Coincidentally, my father’s story begins when he was about the same age. In 1927 Vermont, such a sighting was a rare occurrence. Lindbergh had yet to make his famous solo across the Atlantic. Jet planes weren’t to be seen for another 20 years.

Ever since he saw his first flying machine, my father has had a passionate obsession with planes and aviation. His aeronautical career spanned three decades, stretching from open-cockpit biplanes to supersonic jets. His love of flying is exceeded only by his love of family and country.

My father has always been a hero to me. My dad’s war stories of valor and courage in the face of seemingly overwhelming odds have always been fascinating and inspiring.

Of all of his accomplishments, I think those months as a pilot and crew leader were the pinnacle of his life. To paraphrase Churchill, “It was his finest hour.”

During the last year of World War II, the Eighth Air Force pounded the German manufacturing plants, railroads and atomic labs, which brought an end to the evil Nazi war machine that so threatened the world’s freedom.
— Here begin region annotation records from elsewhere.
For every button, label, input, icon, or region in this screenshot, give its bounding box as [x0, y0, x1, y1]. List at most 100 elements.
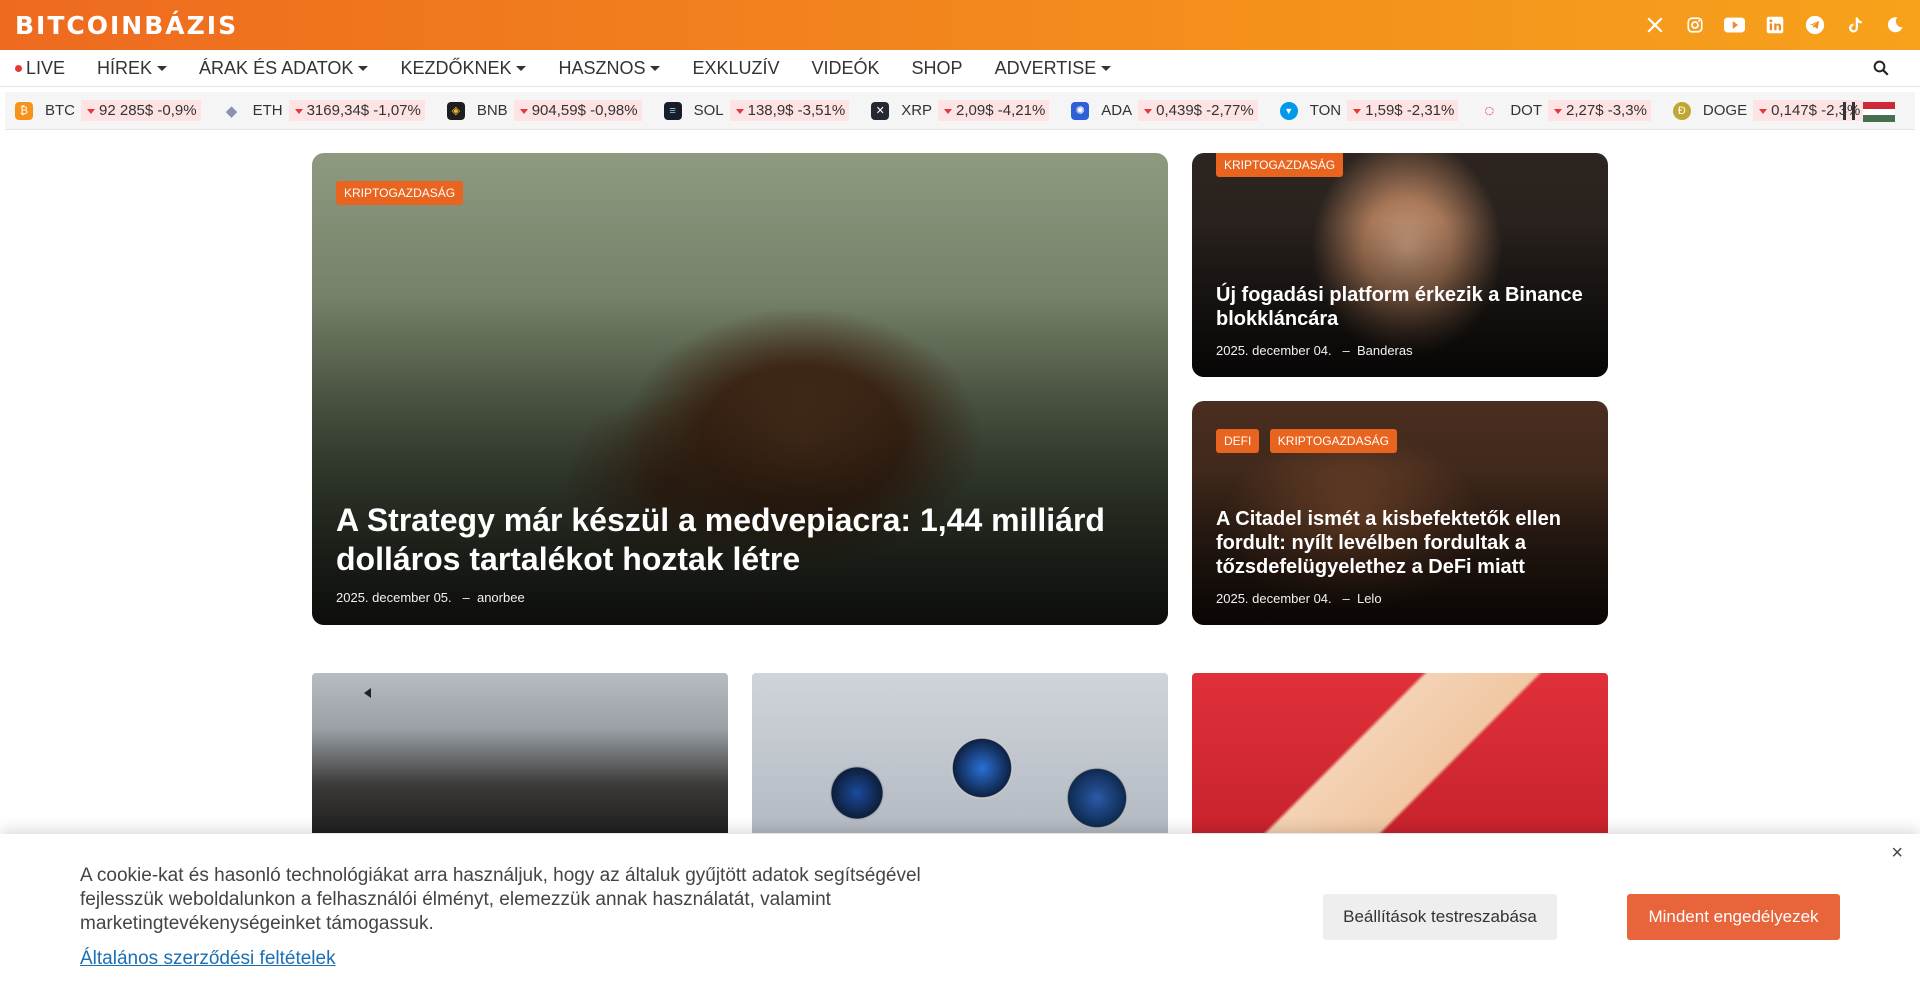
- bnb-icon: ◈: [446, 101, 465, 120]
- nav-item-label: SHOP: [911, 57, 963, 78]
- nav-item-exkluziv[interactable]: EXKLUZÍV: [692, 58, 779, 79]
- ticker-value: 904,59$ -0,98%: [513, 100, 642, 121]
- nav-item-arak-es-adatok[interactable]: ÁRAK ÉS ADATOK: [199, 57, 369, 79]
- article-thumbnail-smartwatches[interactable]: [752, 673, 1168, 833]
- nav-item-videok[interactable]: VIDEÓK: [812, 58, 880, 79]
- article-author[interactable]: Lelo: [1357, 591, 1382, 606]
- dot-icon: ◌: [1484, 100, 1495, 120]
- dark-mode-icon[interactable]: [1884, 15, 1905, 36]
- cookie-consent-banner: × A cookie-kat és hasonló technológiákat…: [0, 834, 1920, 993]
- close-icon[interactable]: ×: [1891, 842, 1903, 865]
- article-date: 2025. december 04.: [1216, 591, 1332, 606]
- ticker-item-doge[interactable]: Ð DOGE 0,147$ -2,3%: [1672, 100, 1865, 121]
- nav-live-label: LIVE: [26, 57, 66, 78]
- cookie-message: A cookie-kat és hasonló technológiákat a…: [80, 865, 921, 934]
- caret-down-icon: [516, 65, 527, 71]
- ticker-symbol: SOL: [693, 102, 724, 119]
- featured-article-card[interactable]: KRIPTOGAZDASÁG A Strategy már készül a m…: [312, 153, 1168, 625]
- nav-item-shop[interactable]: SHOP: [912, 58, 963, 79]
- meta-separator: –: [455, 590, 474, 605]
- ticker-item-ada[interactable]: ✺ ADA 0,439$ -2,77%: [1071, 100, 1258, 121]
- nav-item-hirek[interactable]: HÍREK: [97, 57, 168, 79]
- instagram-icon[interactable]: [1684, 15, 1705, 36]
- nav-item-label: KEZDŐKNEK: [400, 57, 512, 78]
- article-date: 2025. december 05.: [336, 590, 452, 605]
- ticker-value: 92 285$ -0,9%: [81, 100, 201, 121]
- caret-down-icon: [650, 65, 661, 71]
- article-tags: DEFI KRIPTOGAZDASÁG: [1216, 429, 1403, 453]
- ticker-item-ton[interactable]: ▼ TON 1,59$ -2,31%: [1279, 100, 1459, 121]
- telegram-icon[interactable]: [1804, 15, 1825, 36]
- sol-icon: ≡: [663, 101, 682, 120]
- customize-settings-button[interactable]: Beállítások testreszabása: [1323, 894, 1557, 940]
- xrp-icon: ✕: [871, 101, 890, 120]
- article-date: 2025. december 04.: [1216, 343, 1332, 358]
- article-tags: KRIPTOGAZDASÁG: [336, 181, 469, 205]
- site-logo[interactable]: BITCOINBÁZIS: [15, 11, 238, 40]
- ticker-item-btc[interactable]: ₿ BTC 92 285$ -0,9%: [15, 100, 201, 121]
- nav-item-label: ÁRAK ÉS ADATOK: [199, 57, 354, 78]
- nav-item-label: VIDEÓK: [811, 57, 880, 78]
- ton-icon: ▼: [1279, 101, 1298, 120]
- ticker-symbol: ETH: [252, 102, 283, 119]
- ticker-value: 2,09$ -4,21%: [938, 100, 1050, 121]
- search-icon[interactable]: [1872, 59, 1890, 77]
- category-tag[interactable]: KRIPTOGAZDASÁG: [336, 181, 464, 205]
- side-article-card[interactable]: DEFI KRIPTOGAZDASÁG A Citadel ismét a ki…: [1192, 401, 1608, 625]
- nav-live[interactable]: LIVE: [15, 58, 65, 79]
- ticker-item-sol[interactable]: ≡ SOL 138,9$ -3,51%: [663, 100, 850, 121]
- nav-item-advertise[interactable]: ADVERTISE: [995, 58, 1112, 79]
- ticker-value: 1,59$ -2,31%: [1347, 100, 1459, 121]
- price-ticker: ₿ BTC 92 285$ -0,9% ◆ ETH 3169,34$ -1,07…: [5, 92, 1915, 130]
- article-meta: 2025. december 04. – Lelo: [1216, 591, 1382, 606]
- pause-icon[interactable]: [1843, 102, 1855, 120]
- play-icon: [364, 688, 371, 698]
- ticker-value: 2,27$ -3,3%: [1548, 100, 1651, 121]
- article-meta: 2025. december 04. – Banderas: [1216, 343, 1413, 358]
- youtube-icon[interactable]: [1724, 15, 1745, 36]
- ticker-item-eth[interactable]: ◆ ETH 3169,34$ -1,07%: [223, 100, 425, 121]
- ticker-symbol: DOT: [1510, 102, 1543, 119]
- ticker-item-xrp[interactable]: ✕ XRP 2,09$ -4,21%: [871, 100, 1050, 121]
- nav-item-kezdoknek[interactable]: KEZDŐKNEK: [400, 57, 527, 79]
- article-tags: KRIPTOGAZDASÁG: [1216, 153, 1349, 177]
- top-header-bar: BITCOINBÁZIS: [0, 0, 1920, 50]
- article-title[interactable]: Új fogadási platform érkezik a Binance b…: [1216, 283, 1584, 331]
- nav-item-label: HASZNOS: [558, 57, 646, 78]
- ticker-symbol: XRP: [901, 102, 933, 119]
- article-author[interactable]: anorbee: [477, 590, 525, 605]
- tiktok-icon[interactable]: [1844, 15, 1865, 36]
- x-icon[interactable]: [1644, 15, 1665, 36]
- ticker-symbol: BNB: [476, 102, 508, 119]
- linkedin-icon[interactable]: [1764, 15, 1785, 36]
- ticker-symbol: ADA: [1101, 102, 1133, 119]
- social-links: [1644, 15, 1905, 36]
- caret-down-icon: [157, 65, 168, 71]
- article-meta: 2025. december 05. – anorbee: [336, 590, 525, 605]
- caret-down-icon: [358, 65, 369, 71]
- eth-icon: ◆: [225, 102, 238, 120]
- article-title[interactable]: A Citadel ismét a kisbefektetők ellen fo…: [1216, 507, 1584, 579]
- side-article-card[interactable]: KRIPTOGAZDASÁG Új fogadási platform érke…: [1192, 153, 1608, 377]
- nav-item-hasznos[interactable]: HASZNOS: [558, 57, 661, 79]
- hungarian-flag-icon[interactable]: [1863, 102, 1895, 123]
- article-thumbnail-riot[interactable]: [312, 673, 728, 833]
- allow-all-button[interactable]: Mindent engedélyezek: [1627, 894, 1840, 940]
- article-author[interactable]: Banderas: [1357, 343, 1413, 358]
- doge-icon: Ð: [1672, 101, 1691, 120]
- category-tag[interactable]: KRIPTOGAZDASÁG: [1216, 153, 1344, 177]
- meta-separator: –: [1335, 591, 1354, 606]
- ticker-item-dot[interactable]: ◌ DOT 2,27$ -3,3%: [1480, 100, 1651, 121]
- meta-separator: –: [1335, 343, 1354, 358]
- category-tag[interactable]: KRIPTOGAZDASÁG: [1269, 429, 1397, 453]
- category-tag[interactable]: DEFI: [1216, 429, 1260, 453]
- ticker-symbol: TON: [1309, 102, 1342, 119]
- ticker-value: 0,439$ -2,77%: [1138, 100, 1258, 121]
- nav-item-label: HÍREK: [97, 57, 153, 78]
- ticker-value: 3169,34$ -1,07%: [288, 100, 425, 121]
- ticker-item-bnb[interactable]: ◈ BNB 904,59$ -0,98%: [446, 100, 642, 121]
- article-thumbnail-circuit-board[interactable]: [1192, 673, 1608, 833]
- article-title[interactable]: A Strategy már készül a medvepiacra: 1,4…: [336, 501, 1144, 579]
- terms-link[interactable]: Általános szerződési feltételek: [80, 948, 336, 970]
- ticker-value: 138,9$ -3,51%: [729, 100, 850, 121]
We owe the “Mighty Eighth” an eternal debt of gratitude. Few people know how close we came to the annihilation of freedom and democracy. Had Germany successfully completed the atomic bomb before we did, it would have been all over. The world would not be the same.

Dad has never fully recovered from his war injuries. He’s suffered from chronic back, neck and shoulder pain ever since. As recently as five years ago, he dug a piece of shrapnel from his skin after it had spent more than fifty years traveling through his body. In spite of his many ailments, he married, farmed for over forty years, raised five boys and flew in the Air and Army National Guard.

My father instilled in me and my brothers a sense of responsibility and a commitment to what’s right that hasn’t always been easy to live up to. I think everyone, deep down, wants to make a lasting difference in the world. My father did that in many ways and continues to be an inspiration for me to do something good with my life.

Once, during a discussion about epitaphs on tombstones, I asked my father what he would want on his. He said he would like it to be very simple. He wanted it to read, “Farmer and Patriot.”

It’s been a pleasure and an honor for me to produce and publish this book. As many times as I’ve heard my father relate his experiences, they’ve always been enthralling to me. I know they will be for you, too.

This book is the story of his career in aviation. In it, you’ll learn of the people and experiences that shaped his life. You’ll come to understand his passion for flying. You’ll feel the pain of his struggle and survival. You’ll see how the events of the war impacted his life and so many others.

You will get to know the man I call “Dad”.